A key challenge Nandina REM faces is shifting mindsets in the aviation industry by demonstrating the benefits of secondary aluminium in decarbonisation.

“In the same way that a geologist is going to look at a mountain and think of all of the minerals they can exploit from that mountain, we want to change the mindset so that engineers can look at a retired plane and see it for all of the circular materials that could be harvested,” says Cady.

Cady believes that the aluminium industry understands the significant benefits of using secondary aluminium and driving a cradle-to-cradle approach, with up to 95% less energy needed to recycle aluminium than to produce primary metal. And, while the aviation industry requires further education, there are positive signs that mindsets are changing, with Boeing and Airbus—the world’s two major aircraft manufacturers—making strides in circulatory manufacturing.

Collaboration is key to education, and Nandina REM is a founding member of the Aviation Circularity Consortium (ACC), which brings together airlines, regulators, OEMs and suppliers to build a circular economy for the aviation industry.

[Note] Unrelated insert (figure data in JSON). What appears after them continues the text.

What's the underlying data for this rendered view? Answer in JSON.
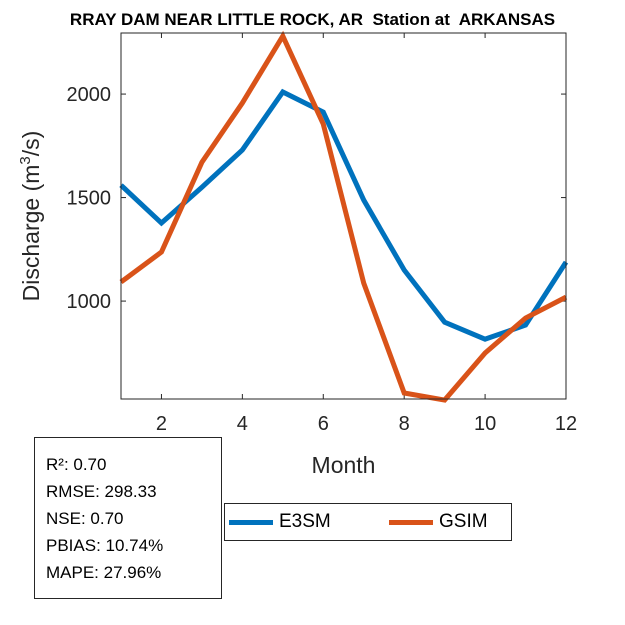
{
  "chart_data": {
    "type": "line",
    "title": "RRAY DAM NEAR LITTLE ROCK, AR  Station at  ARKANSAS",
    "xlabel": "Month",
    "ylabel": "Discharge (m³/s)",
    "ylabel_base": "Discharge (m",
    "ylabel_sup": "3",
    "ylabel_tail": "/s)",
    "xlim": [
      1,
      12
    ],
    "ylim": [
      527,
      2295
    ],
    "xticks": [
      2,
      4,
      6,
      8,
      10,
      12
    ],
    "yticks": [
      1000,
      1500,
      2000
    ],
    "x": [
      1,
      2,
      3,
      4,
      5,
      6,
      7,
      8,
      9,
      10,
      11,
      12
    ],
    "series": [
      {
        "name": "E3SM",
        "color": "#0072BD",
        "values": [
          1560,
          1377,
          1550,
          1730,
          2010,
          1913,
          1488,
          1150,
          898,
          816,
          884,
          1188
        ]
      },
      {
        "name": "GSIM",
        "color": "#D95319",
        "values": [
          1092,
          1237,
          1671,
          1957,
          2280,
          1855,
          1087,
          556,
          522,
          749,
          918,
          1019
        ]
      }
    ],
    "legend_position": "bottom"
  },
  "stats": [
    "R²: 0.70",
    "RMSE: 298.33",
    "NSE: 0.70",
    "PBIAS: 10.74%",
    "MAPE: 27.96%"
  ]
}
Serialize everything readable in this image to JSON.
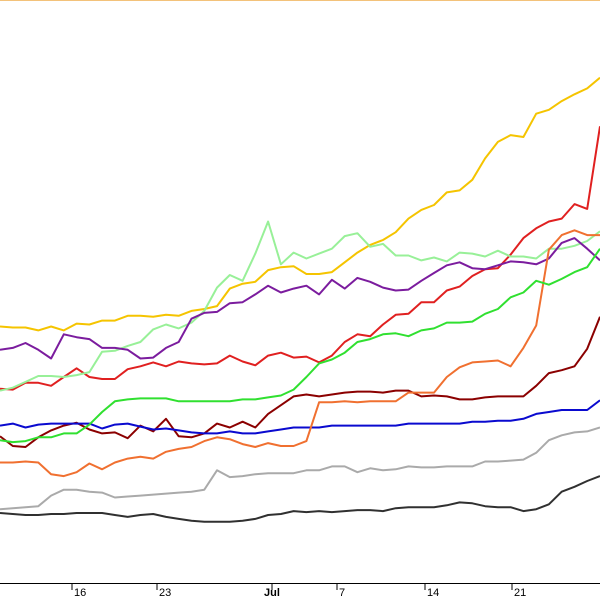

“One of the key things we’ve built as part of ACC is to create structured financing products to remove any potential green premium that manufacturers would have to work with to take on circular materials,” says Cady. “Because that’s how you shift the mindset at scale, by providing sustainable materials to industrial supply chains that actually reduce operating costs. That way, it becomes a simple business case, and you don’t even have to make the sustainability case.”

Entering the US market

Nandina REM has already made a significant impact in south-east Asia, and is looking to make headway in the US. With around 5,000 of the world’s 8,000 retired planes scattered across boneyards in the US, Nandina REM believes it can become a major sourcing hub.

One of its key goals in the US is meeting with companies that are already mapping out the circular supply chain for high-value alloys so they can work together to take tangible actions to transform the sustainability of aviation manufacturing.

“At Nandina REM, we are just a catalyst for this to happen; we need the industry to come together,” says Cady. “We do see a shift happening now, but it still requires companies to say, ‘Yes, I’m going to take this first step’. We’ve only been able to get this far, this fast because we have a consortium of partners who are major players in the game. Now, we need more major players and partners to step up in the US.”